Zach felt the wind rise, like the wind he’d heard singing through the trees the night he’d run home from basketball practice. He felt the same chill at his neck and he shivered, but this time he didn’t run. He let it pass over him, racing on and upward. And he thought he heard, very distantly, the sound of a girl laughing.


Smiling, Zach looked out at the lines of graves as they turned to walk back to the road.


Alice kept pace with him. “I keep thinking about what Poppy said, about us all changing. We are, aren’t we?”


Poppy shivered in her T-shirt. “You guys are.”


Zach wrapped an arm around her shoulders. “You’re cold because you gave your jacket to a ghost, and you don’t think anything’s different about you?”


Poppy snorted, but she didn’t pull away. “That’s not what she means. I’m just different like weird. We had this adventure together, but now we’re going to go back. And I’ll be the same, but you guys will keep changing.”


“Quests are supposed to change us,” Zach said.


“How about real life?” asked Poppy.


Alice picked up a blade of grass and folded it in her fingers. “What’s that? Seriously. This was real. This was a story that we lived. Maybe we can live other stories too.”


In the distance, Zach saw two cars pull into the graveyard. He recognized Alice’s aunt’s silver Toyota, with his mom’s beat-up green Nissan behind it. As they drew closer he saw the shadow of his father in the passenger seat.
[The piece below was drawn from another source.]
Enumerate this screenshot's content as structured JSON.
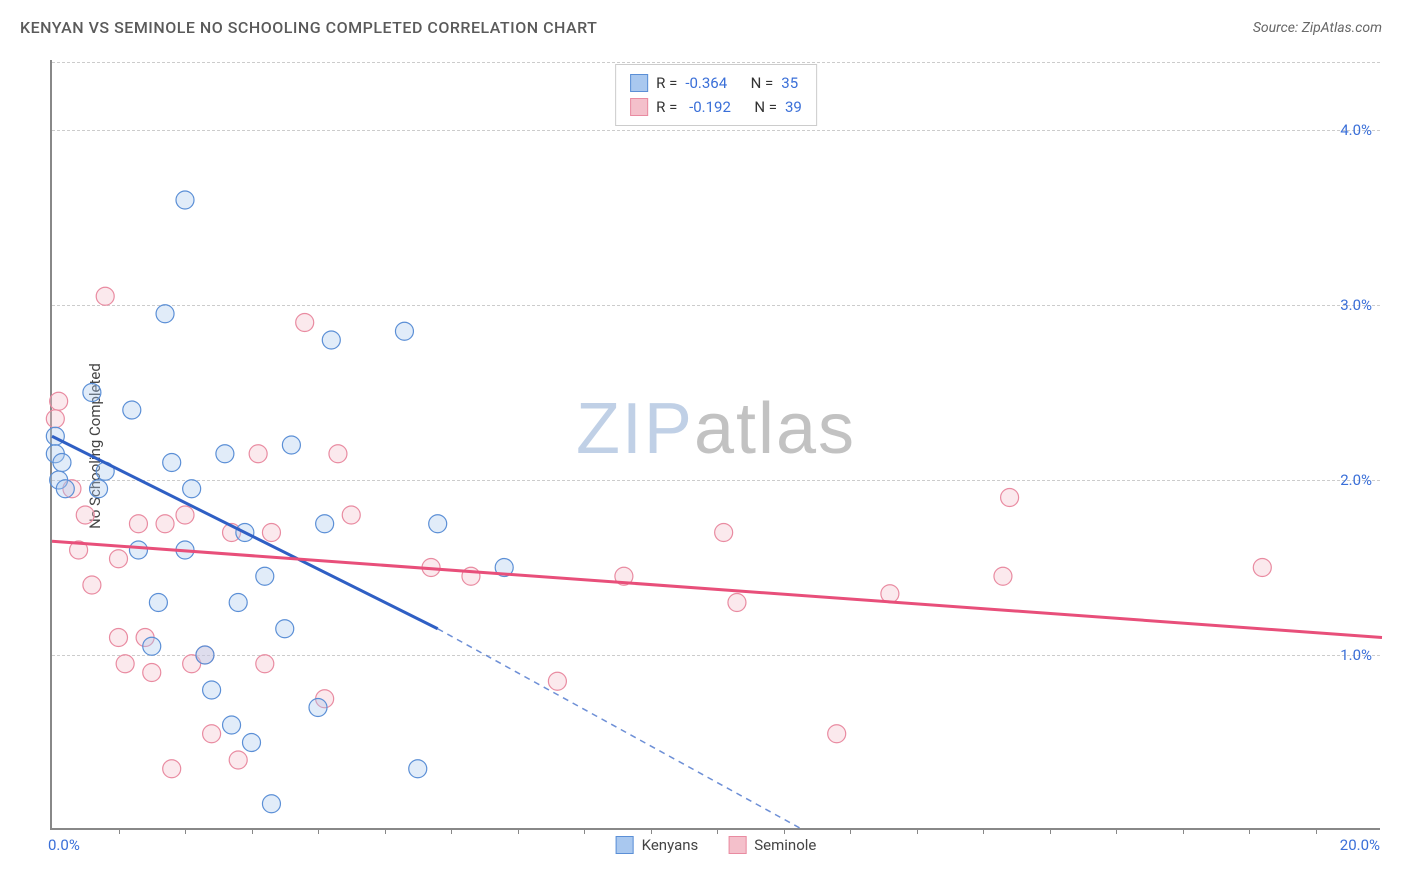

“This was our last game,” Poppy said. “This is the end of our last game.”


“Oh, I don’t know,” said Zach. “With the Queen gone, the kingdoms are going to be in turmoil. Lots of people want her throne, all of them willing to manipulate, scheme, and battle to get it. And with William and so many other heroes dead, it’s going to be a different world. A world in chaos. Maybe we can’t play it the way we used to, but we could still tell each other what happens next.”


“Chaos, huh?” asked Alice, a slow grin spreading over her face. “Sounds like fun.”


Poppy smiled a familiar scheming smile, her eyes alight with new hope. “You want to play?” she asked.